高次医療機関と連携しながら橋渡しをする役割も
スタッフさんとの連携はいかがでしょうか?

矯正歯科専門クリニックから総合歯科クリニックへのバージョンアップに伴い、現在は既存のスタッフに加え、歯科衛生士が2人加わり、診療をサポートしてくれています。患者さんに優しく、明るいスタッフばかりで助かっていますね。スタッフ同士の連携を密にして、情報の共有も大切にしています。当院のモットーは、患者さんと真摯に向き合い、丁寧な説明をすることです。理解して納得いただいて治療を受けてもらうことや、治療法の選択肢を与えることも心がけています。スタッフ全員で「対話」を大切にしながら、患者さんのお口のサポートだけでなく、豊かな生活を支えていきたいと考えています。

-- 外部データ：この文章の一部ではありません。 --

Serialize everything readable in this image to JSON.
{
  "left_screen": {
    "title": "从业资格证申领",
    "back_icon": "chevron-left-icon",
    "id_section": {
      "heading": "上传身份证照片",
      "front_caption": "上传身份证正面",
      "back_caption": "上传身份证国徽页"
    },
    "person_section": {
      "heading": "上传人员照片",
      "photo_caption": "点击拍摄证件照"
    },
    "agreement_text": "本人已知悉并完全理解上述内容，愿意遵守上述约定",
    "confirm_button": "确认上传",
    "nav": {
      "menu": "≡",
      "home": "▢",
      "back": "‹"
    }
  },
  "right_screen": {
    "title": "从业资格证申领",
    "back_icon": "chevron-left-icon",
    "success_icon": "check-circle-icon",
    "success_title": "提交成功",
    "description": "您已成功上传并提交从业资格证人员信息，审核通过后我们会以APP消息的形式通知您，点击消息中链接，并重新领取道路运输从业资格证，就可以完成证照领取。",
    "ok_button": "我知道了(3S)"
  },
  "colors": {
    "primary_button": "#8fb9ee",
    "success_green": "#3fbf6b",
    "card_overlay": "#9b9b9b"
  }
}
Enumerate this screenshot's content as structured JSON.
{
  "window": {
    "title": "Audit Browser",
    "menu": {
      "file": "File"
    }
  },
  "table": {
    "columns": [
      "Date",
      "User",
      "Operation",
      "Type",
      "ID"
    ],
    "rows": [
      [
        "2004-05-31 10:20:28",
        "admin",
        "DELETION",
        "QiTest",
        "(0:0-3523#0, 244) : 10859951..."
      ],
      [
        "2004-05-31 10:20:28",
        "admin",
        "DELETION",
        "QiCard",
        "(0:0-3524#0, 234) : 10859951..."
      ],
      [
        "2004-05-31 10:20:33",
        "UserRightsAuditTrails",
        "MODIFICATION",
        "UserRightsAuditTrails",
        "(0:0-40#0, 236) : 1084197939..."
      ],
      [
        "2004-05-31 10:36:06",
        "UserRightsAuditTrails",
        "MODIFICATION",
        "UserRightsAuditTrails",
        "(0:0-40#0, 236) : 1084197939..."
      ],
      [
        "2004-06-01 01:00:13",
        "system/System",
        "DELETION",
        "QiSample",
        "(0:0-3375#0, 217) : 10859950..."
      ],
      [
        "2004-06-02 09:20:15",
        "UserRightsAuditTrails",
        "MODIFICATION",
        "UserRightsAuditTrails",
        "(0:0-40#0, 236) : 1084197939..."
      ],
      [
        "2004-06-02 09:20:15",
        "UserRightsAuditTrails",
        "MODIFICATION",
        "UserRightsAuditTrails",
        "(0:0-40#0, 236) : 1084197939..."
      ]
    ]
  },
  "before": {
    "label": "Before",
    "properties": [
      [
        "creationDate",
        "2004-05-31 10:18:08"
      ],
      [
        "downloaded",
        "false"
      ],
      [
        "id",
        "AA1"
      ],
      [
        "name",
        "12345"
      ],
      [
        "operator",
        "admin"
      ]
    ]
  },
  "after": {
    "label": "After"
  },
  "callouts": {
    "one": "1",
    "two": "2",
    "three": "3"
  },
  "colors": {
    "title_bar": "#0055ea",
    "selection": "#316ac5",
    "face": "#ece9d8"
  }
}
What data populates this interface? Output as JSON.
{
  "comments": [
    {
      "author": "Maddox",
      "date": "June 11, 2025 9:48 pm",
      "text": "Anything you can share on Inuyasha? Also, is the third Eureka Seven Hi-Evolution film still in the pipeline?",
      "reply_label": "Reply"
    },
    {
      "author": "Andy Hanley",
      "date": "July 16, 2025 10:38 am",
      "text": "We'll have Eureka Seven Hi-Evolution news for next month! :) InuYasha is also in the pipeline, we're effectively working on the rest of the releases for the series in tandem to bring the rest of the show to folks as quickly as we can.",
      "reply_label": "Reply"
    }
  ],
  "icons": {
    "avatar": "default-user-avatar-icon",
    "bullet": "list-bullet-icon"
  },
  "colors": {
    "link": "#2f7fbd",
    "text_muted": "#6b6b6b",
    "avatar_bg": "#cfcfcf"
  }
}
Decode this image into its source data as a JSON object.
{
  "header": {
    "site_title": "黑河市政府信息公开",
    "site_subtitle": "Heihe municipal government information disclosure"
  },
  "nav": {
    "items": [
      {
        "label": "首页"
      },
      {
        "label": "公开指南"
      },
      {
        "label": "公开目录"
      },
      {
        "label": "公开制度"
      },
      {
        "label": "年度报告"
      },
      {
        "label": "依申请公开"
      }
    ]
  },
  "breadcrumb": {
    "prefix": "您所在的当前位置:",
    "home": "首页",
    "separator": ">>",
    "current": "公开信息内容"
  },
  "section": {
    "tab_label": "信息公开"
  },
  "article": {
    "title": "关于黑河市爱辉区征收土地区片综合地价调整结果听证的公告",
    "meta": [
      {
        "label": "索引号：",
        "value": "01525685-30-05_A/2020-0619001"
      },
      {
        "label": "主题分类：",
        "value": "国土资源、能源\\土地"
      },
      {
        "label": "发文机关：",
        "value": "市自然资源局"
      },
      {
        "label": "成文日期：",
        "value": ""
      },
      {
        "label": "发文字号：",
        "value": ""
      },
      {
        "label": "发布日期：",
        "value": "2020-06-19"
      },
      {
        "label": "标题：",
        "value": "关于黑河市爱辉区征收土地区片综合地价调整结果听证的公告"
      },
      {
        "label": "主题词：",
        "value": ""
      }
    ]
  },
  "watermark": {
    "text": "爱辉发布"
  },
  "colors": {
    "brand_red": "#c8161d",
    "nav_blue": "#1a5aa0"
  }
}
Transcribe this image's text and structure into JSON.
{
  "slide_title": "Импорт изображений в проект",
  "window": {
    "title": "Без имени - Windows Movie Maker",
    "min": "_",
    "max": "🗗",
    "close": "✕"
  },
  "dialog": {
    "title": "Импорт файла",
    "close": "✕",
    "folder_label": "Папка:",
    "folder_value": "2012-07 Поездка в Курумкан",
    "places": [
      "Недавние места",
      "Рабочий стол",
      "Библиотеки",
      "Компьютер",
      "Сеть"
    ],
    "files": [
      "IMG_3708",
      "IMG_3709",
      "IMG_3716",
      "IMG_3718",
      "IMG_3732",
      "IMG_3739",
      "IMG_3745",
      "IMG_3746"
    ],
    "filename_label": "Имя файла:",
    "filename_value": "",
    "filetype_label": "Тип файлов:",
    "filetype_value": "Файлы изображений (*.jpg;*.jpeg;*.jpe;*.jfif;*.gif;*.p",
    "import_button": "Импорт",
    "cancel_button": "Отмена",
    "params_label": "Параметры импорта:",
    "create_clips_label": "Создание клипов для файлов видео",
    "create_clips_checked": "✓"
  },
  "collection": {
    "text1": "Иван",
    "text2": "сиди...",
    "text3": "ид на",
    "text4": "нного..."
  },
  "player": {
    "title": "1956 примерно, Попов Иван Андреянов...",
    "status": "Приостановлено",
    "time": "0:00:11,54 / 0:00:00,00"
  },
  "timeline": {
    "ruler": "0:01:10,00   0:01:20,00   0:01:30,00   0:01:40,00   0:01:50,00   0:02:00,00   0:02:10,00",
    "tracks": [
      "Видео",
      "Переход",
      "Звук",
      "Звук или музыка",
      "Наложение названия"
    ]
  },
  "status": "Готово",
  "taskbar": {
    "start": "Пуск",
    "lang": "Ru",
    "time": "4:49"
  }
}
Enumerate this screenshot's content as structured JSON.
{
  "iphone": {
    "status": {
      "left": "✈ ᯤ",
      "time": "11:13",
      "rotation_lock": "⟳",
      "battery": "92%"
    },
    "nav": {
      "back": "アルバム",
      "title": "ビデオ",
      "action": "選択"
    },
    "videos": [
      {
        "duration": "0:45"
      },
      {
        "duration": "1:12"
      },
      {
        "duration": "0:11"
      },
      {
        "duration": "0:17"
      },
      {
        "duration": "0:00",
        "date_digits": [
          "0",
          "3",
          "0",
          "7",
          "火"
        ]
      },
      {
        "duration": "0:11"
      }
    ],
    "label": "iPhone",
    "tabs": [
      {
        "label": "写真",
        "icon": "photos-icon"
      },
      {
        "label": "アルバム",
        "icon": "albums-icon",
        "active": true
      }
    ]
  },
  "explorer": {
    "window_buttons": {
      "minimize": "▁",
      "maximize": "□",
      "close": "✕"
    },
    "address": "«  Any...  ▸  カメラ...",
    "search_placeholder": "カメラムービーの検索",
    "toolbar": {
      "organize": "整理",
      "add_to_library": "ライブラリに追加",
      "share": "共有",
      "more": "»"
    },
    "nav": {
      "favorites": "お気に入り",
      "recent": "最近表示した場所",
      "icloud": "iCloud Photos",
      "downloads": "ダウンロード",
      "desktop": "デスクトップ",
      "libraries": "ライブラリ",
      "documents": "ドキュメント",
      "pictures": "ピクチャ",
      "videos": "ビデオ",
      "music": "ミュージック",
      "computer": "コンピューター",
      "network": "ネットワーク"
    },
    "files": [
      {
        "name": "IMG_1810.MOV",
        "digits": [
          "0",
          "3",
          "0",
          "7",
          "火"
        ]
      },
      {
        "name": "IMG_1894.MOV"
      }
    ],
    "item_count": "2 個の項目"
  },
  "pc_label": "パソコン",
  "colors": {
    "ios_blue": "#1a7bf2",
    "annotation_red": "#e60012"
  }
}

地域のかかりつけ歯科医として、大切にされていることは何ですか?
患者さんとのコミュニケーションや関係性が重要だと思っています。駅前という土地柄、忙しい方が多いでしょうから、安心して相談できて治療に取り組める場所をつくれたらいいですね。また、私一人では治療できないようなケースに対しては、高次医療機関の大学病院や市中病院など、つながりのある医療機関をご紹介する体制を整えています。当院で全部診られるのが理想ですが、対応可能な範囲を超える症例もありますから、その場合は適材適所で患者さんに合った医療機関を紹介する、「医療の窓口」としての役割も担っていければと考えています。
最後に、今後の展望や読者へのメッセージをお願いいたします。

これからも長く診療を続けて地域医療に貢献し、現在、通ってくださる患者さんのお子さんやお孫さんなど、3世代、4世代にわたって来てくださるクリニックをめざしています。短期的には、新鋭の機器や技術を積極的に導入して、町のかかりつけ歯科医というスタンスは守りつつも、先端の治療も気軽に受けられるような専門性の高いクリニックをつくっていきたいと思います。「歯科口腔外科はハードルが高い……」と思われがちですが、当院では難治性のケースにも対応しているので、口腔内で気になることがあればお気軽にご相談ください。皆さんとお会いできることを楽しみに、心よりお待ちしています。